Super Swimming Pool
It is safe to say that most, if not every fresh, wide-eyed,
young artist who has wobbled their way into the belly of the creative beast has
come across this statement at least once in their artistic journey: “Good artists copy,
great artists steal.” It is an irony to cuff the statement
with creativity, yet it is used to the point of cliché. We’ve become a culture
of imitation, a sea of mirrors that reflect the next best thing.
Dive into the pool of the non-originals and the lifestyle of
the something borrowed. We are at the age of copy and paste. An age where it is
believed that self-preservation leads to stagnation and the stolen perspective
becomes its own work of art.
Super Swimming Pool is a reflection of the art world where
everything is inspired by something else and the only thing original is the
vandalism of another. It is an exhibit that mimics the act of taking something
that exists and making it your own, at the cost of swimming at the shallow
waters of strained innovation and originality.

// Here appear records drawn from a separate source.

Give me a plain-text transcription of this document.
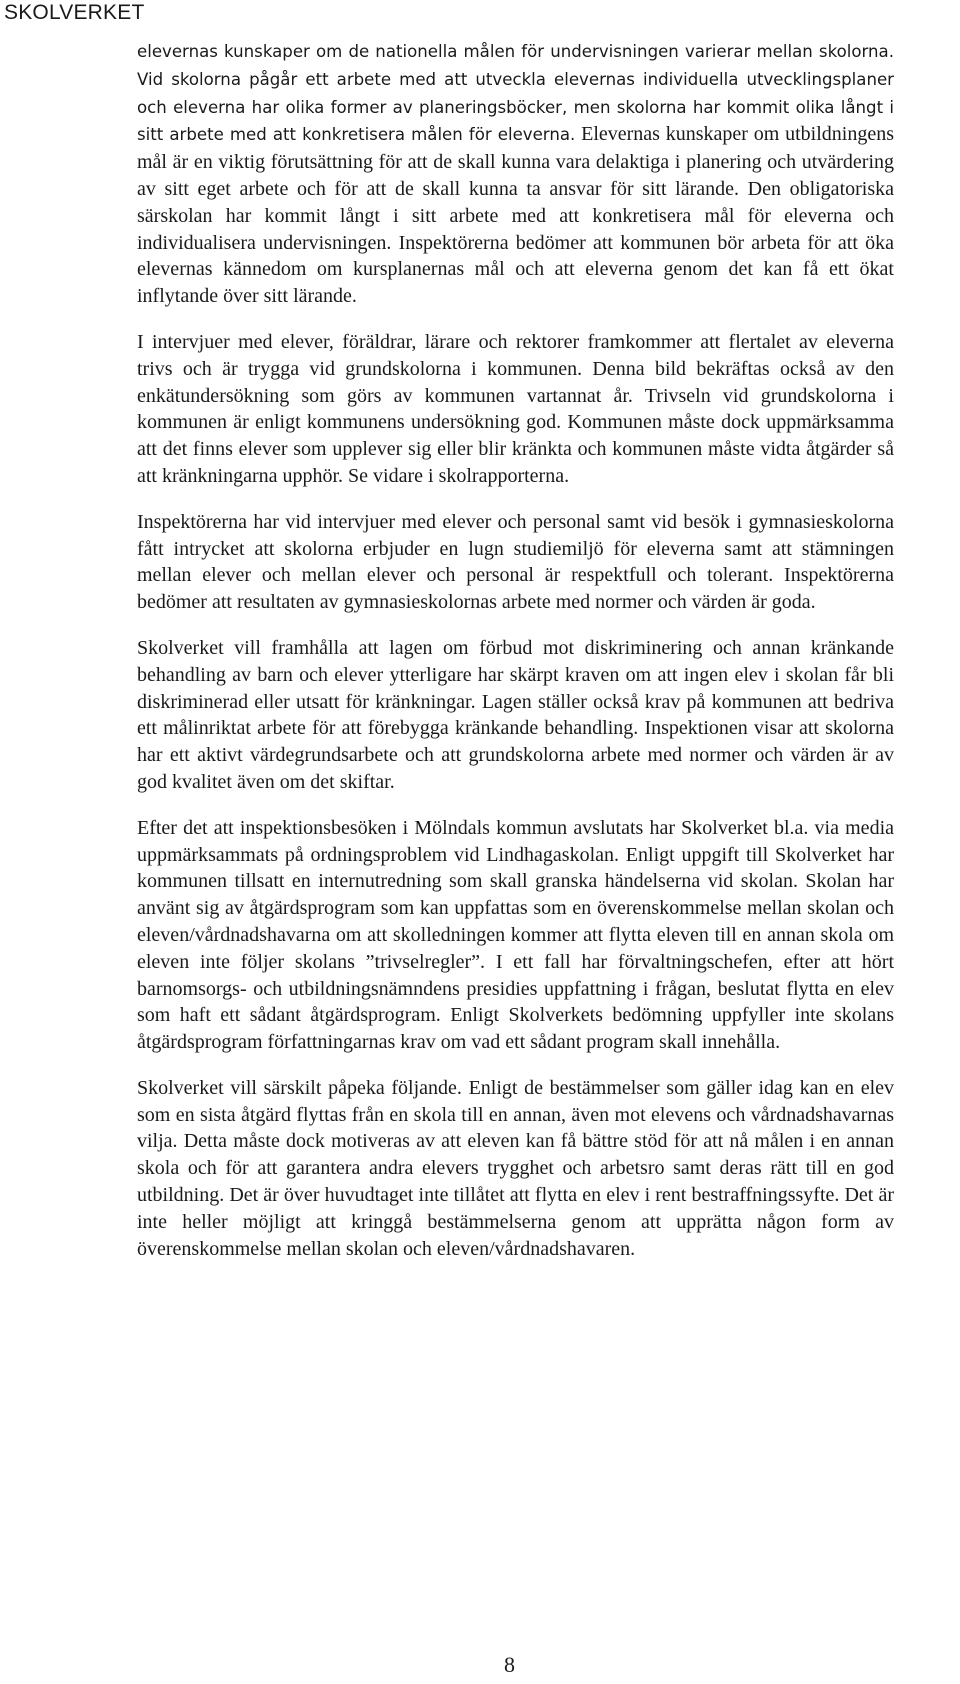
SKOLVERKET

elevernas kunskaper om de nationella målen för undervisningen varierar mellan skolorna. Vid skolorna pågår ett arbete med att utveckla elevernas individuella utvecklingsplaner och eleverna har olika former av planeringsböcker, men skolorna har kommit olika långt i sitt arbete med att konkretisera målen för eleverna. Elevernas kunskaper om utbildningens mål är en viktig förutsättning för att de skall kunna vara delaktiga i planering och utvärdering av sitt eget arbete och för att de skall kunna ta ansvar för sitt lärande. Den obligatoriska särskolan har kommit långt i sitt arbete med att konkretisera mål för eleverna och individualisera undervisningen. Inspektörerna bedömer att kommunen bör arbeta för att öka elevernas kännedom om kursplanernas mål och att eleverna genom det kan få ett ökat inflytande över sitt lärande.

I intervjuer med elever, föräldrar, lärare och rektorer framkommer att flertalet av eleverna trivs och är trygga vid grundskolorna i kommunen. Denna bild bekräftas också av den enkätundersökning som görs av kommunen vartannat år. Trivseln vid grundskolorna i kommunen är enligt kommunens undersökning god. Kommunen måste dock uppmärksamma att det finns elever som upplever sig eller blir kränkta och kommunen måste vidta åtgärder så att kränkningarna upphör. Se vidare i skolrapporterna.

Inspektörerna har vid intervjuer med elever och personal samt vid besök i gymnasieskolorna fått intrycket att skolorna erbjuder en lugn studiemiljö för eleverna samt att stämningen mellan elever och mellan elever och personal är respektfull och tolerant. Inspektörerna bedömer att resultaten av gymnasieskolornas arbete med normer och värden är goda.

Skolverket vill framhålla att lagen om förbud mot diskriminering och annan kränkande behandling av barn och elever ytterligare har skärpt kraven om att ingen elev i skolan får bli diskriminerad eller utsatt för kränkningar. Lagen ställer också krav på kommunen att bedriva ett målinriktat arbete för att förebygga kränkande behandling. Inspektionen visar att skolorna har ett aktivt värdegrundsarbete och att grundskolorna arbete med normer och värden är av god kvalitet även om det skiftar.

Efter det att inspektionsbesöken i Mölndals kommun avslutats har Skolverket bl.a. via media uppmärksammats på ordningsproblem vid Lindhagaskolan. Enligt uppgift till Skolverket har kommunen tillsatt en internutredning som skall granska händelserna vid skolan. Skolan har använt sig av åtgärdsprogram som kan uppfattas som en överenskommelse mellan skolan och eleven/vårdnadshavarna om att skolledningen kommer att flytta eleven till en annan skola om eleven inte följer skolans ”trivselregler”. I ett fall har förvaltningschefen, efter att hört barnomsorgs- och utbildningsnämndens presidies uppfattning i frågan, beslutat flytta en elev som haft ett sådant åtgärdsprogram. Enligt Skolverkets bedömning uppfyller inte skolans åtgärdsprogram författningarnas krav om vad ett sådant program skall innehålla.

Skolverket vill särskilt påpeka följande. Enligt de bestämmelser som gäller idag kan en elev som en sista åtgärd flyttas från en skola till en annan, även mot elevens och vårdnadshavarnas vilja. Detta måste dock motiveras av att eleven kan få bättre stöd för att nå målen i en annan skola och för att garantera andra elevers trygghet och arbetsro samt deras rätt till en god utbildning. Det är över huvudtaget inte tillåtet att flytta en elev i rent bestraffningssyfte. Det är inte heller möjligt att kringgå bestämmelserna genom att upprätta någon form av överenskommelse mellan skolan och eleven/vårdnadshavaren.

8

In true Repro Pop (Reproduction of Pop) fashion, Kris Abrigo
dives head first into a pool of borrowed ideas and reoccurring techniques, and
gives the place a much-needed taste of their own medicine. Yet unlike still
waters, Kris tampers with the stillness and creates a calculated turbulence.
Warning: a slight distortion may occur.
Kris Abrigo is a
sculptor, a painter and an illustrator, just to name a few. He studied in Fine
Arts and majored in Visual Communication in UP Diliman. He has won a national
sculpture competition and has had a handful of group shows under his belt. His work has gained much visibility over the
years from doing street art for a year and doing illustrations and set designs
for magazines, to creating murals for commercial and residential spaces, and crafting
design sculptures for a furniture shop.